Piracy More Serious Than Bank Robbery?
An anonymous reader writes sends us to Ars Technica for a dissertation on how detached and manipulative the discussion about copyright is becoming. "NBC/Universal general counsel Rick Cotton suggests that society wastes entirely too much money policing crimes like burglary, fraud, and bank-robbing, when it should be doing something about piracy instead. 'Our law enforcement resources are seriously misaligned,' Cotton said. 'If you add up all the various kinds of property crimes in this country, everything from theft, to fraud, to burglary, bank-robbing, all of it, it costs the country $16 billion a year. But intellectual property crime runs to hundreds of billions [of dollars] a year.'" Ars points out how completely specious that "hundreds of billions" is.

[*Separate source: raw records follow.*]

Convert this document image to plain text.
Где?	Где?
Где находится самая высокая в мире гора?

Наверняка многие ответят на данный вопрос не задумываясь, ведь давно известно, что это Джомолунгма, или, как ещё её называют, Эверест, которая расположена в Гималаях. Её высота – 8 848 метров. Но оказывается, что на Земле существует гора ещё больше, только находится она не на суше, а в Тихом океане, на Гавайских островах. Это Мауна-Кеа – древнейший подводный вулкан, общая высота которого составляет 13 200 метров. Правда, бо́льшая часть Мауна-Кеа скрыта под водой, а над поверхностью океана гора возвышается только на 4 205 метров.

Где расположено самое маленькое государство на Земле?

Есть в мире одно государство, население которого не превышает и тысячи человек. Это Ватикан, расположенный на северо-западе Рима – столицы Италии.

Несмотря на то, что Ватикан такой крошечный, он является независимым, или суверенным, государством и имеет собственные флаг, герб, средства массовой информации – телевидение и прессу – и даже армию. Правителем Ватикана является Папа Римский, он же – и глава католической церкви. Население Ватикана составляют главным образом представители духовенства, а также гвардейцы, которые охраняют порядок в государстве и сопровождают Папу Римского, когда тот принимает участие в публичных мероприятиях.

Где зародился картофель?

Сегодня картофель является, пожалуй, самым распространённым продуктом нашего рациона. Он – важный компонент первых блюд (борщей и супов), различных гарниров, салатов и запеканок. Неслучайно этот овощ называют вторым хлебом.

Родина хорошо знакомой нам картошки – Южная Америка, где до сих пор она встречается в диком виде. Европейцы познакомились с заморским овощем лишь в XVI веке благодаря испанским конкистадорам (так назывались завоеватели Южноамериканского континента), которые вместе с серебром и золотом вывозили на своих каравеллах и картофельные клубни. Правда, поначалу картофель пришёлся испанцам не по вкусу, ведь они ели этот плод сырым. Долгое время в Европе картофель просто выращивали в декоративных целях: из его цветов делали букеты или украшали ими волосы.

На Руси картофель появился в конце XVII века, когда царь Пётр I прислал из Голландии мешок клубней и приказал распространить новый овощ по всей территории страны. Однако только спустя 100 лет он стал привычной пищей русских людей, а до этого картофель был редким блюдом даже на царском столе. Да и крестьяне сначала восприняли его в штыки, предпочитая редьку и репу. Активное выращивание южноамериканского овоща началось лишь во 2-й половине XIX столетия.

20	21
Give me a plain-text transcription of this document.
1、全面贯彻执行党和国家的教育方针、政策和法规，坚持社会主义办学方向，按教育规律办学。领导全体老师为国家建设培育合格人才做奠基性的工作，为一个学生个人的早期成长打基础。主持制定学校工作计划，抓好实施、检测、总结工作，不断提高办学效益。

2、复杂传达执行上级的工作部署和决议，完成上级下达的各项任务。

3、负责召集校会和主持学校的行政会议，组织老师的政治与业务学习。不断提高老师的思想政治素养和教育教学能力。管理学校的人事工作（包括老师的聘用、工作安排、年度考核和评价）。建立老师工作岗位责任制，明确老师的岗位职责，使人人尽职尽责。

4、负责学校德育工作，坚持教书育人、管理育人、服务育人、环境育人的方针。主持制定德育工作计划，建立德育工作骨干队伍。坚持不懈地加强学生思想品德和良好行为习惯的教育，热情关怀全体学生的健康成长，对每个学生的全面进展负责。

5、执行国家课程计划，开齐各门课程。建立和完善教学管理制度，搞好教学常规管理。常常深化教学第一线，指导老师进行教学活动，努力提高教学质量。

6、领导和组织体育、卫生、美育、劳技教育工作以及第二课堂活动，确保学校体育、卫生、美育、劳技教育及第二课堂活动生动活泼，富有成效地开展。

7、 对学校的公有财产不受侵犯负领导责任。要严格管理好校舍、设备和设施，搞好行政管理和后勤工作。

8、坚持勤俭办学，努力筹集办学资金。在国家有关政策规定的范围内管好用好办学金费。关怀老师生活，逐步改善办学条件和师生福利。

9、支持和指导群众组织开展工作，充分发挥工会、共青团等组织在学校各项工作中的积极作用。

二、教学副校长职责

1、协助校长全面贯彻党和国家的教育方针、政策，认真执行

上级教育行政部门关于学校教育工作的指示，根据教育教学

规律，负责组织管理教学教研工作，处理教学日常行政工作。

You wouldn't steal a car would you?
What the hell is this guy on?
I pirate an album and Britney Spears loses 2 dollars. A girl gets violently raped and her entire life is damaged and she may never recover. Which of these two things are more important?
I like muppets.
Don't try to convince a big American corporate guy that his quarterly bonus is less important than the life of the average American. They are completely out for themselves. This is a perfect example of why we can't trust corporations to do the right thing in this country. They are led by greedy, self-serving a-holes like this guy.
I don't doubt his claim of hundreds of billions. In fact, there's probably a hundred billion per month. That being said, I don't remember taking any mp3s or the odd copy of photoshop at gunpoint. Just because the owner of respective rights may be out of money doesn't mean they would get that money if the medium wasn't free. These people don't seem to remember that odd quirk about piracy. You get what you want to take at your leisure. You're not pressured by your bottom line. You're not pressured to think if it is a good purchase. You get it because you want it, and only because you want it. I've got many mp3s that I wouldn't be caught dead buying the album (or even the iTunes track) for purely because I don't think it is even worth the .99 per track. I didn't get that copy of photoshop because I thought it was an industry standard image manipulation software. I got it because it cost me an hour in download time. The exact same could be said if the company receives $100 or $500 in profit on that piece of software. There are different rules to piracy than those which piracy is measured.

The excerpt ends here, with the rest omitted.